The play would have been extremely poignant for audiences around 1945 as they would have just experienced this miserable and disastrous war. You may think this play would have had more of an influence on the audiences of 1945 than the audiences of 2002, but war still exists today. For example the September 11th tragedy in New York, where two aeroplanes were purposely flown into the twin tower buildings and thousands of people were killed. This was an act of terrorism and it shows how even though the play has a strong, clear message and is still performed to audiences today we have still not learnt the lesson, people should learn to get along and look out for one another. This is why the play is still relevant today and attracts as many audiences now as the play “An Inspector Calls” did in the late 1940’s.
Another method Priestley uses to portray a dramatic thriller which makes the audiences of today enjoy “An Inspector Calls” is the social setting and historical setting of when Priestley wrote the play. The whole drama is set in one room, the dining room. It is here where the audience become involved deeply in the unfolding thriller and develop relationships with the different characters. We are told that: “The dining room is of a fairly large suburban house/it has good solid furniture of the period”. By only using one room Priestley does not confuse his audience with different sets and this allows the audience to concentrate more on the characters and the message of the play.

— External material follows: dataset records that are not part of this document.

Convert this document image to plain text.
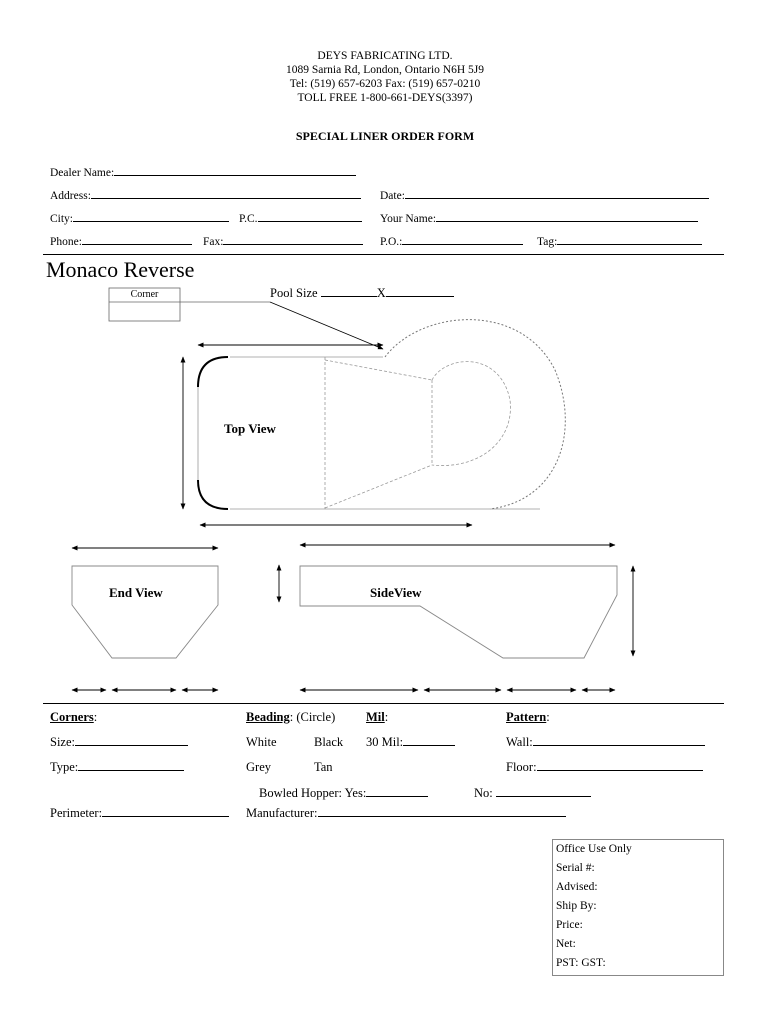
DEYS FABRICATING LTD.
1089 Sarnia Rd, London, Ontario N6H 5J9
Tel: (519) 657-6203 Fax: (519) 657-0210
TOLL FREE 1-800-661-DEYS(3397)
SPECIAL LINER ORDER FORM
Dealer Name:
Address:	Date:
City:	P.C.	Your Name:
Phone:	Fax:	P.O.:	Tag:
Monaco Reverse
Corner	Pool Size	X
Top View
End View	SideView
Corners:
Size:
Type:
Beading: (Circle)
White	Black
Grey	Tan
Mil:
30 Mil:
Pattern:
Wall:
Floor:
Bowled Hopper: Yes:	No:
Perimeter:	Manufacturer:
Office Use Only
Serial #:
Advised:
Ship By:
Price:
Net:
PST: GST:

The social setting and class boundaries of characters in the play are a very strong influence on the audience. Priestley uses the different social classes to make the audience like and dislike certain characters as some aspire to be of a higher class than they are. The main character in which Priestley uses the social setting is Mr. Birling. The Birling family are a wealthy, middle class family but aspire to be upper class.
Mr. Birling tries to use received pronunciation to act of a higher class but sometimes his proper accent comes out “By Jingo” and “Chump” The class boundaries are very clearly defined by the way the characters speak, this sets the play 1912. Priestley deliberately uses these words for this purpose, “Steady the Buffs” and “Squiffy”. Another part of the play where social class is considered important in 1912 is between Sheila and Gerald who are engaged to be married.
The Birlings are of a lower class than the Crofts and it shows just how important social classes are as the Crofts think Sheila is not good enough for Gerald while Mr. Birling thinks she is. Here Priestley shows that Mr. Birling is of a lower class than the Crofts as Mr. Birling refers to Mrs. Croft as “Lady Croft”. This is suggested that classes are very important. The different social classes interest the audience making “An Inspector Calls” more entertaining.
In “An Inspector Calls” the playwright J B Priestley also uses a range of theatrical devices to create tension and interest for his audience. One type of stage craft he uses is interruptions. These interruptions could be a phone call or a door bell ring which interrupts a character’s speech. This is symbolic. A doorbell rings in the middle of Birling’s speech for a reason, “But take my word for it, you youngster-and I’ve learnt in the good hard school of experience- that a man has to mind his own business and look after himself and his own-and-” The doorbell cuts off Mr Birling on purpose. This is a dramatic device Priestley uses to show the audience that what Mr Birling was about to say was false and wrong. This pattern occurs through out the play which the audience come to realise and recognise. This is an extremely good way of keeping the audience interested and understanding the message of the play.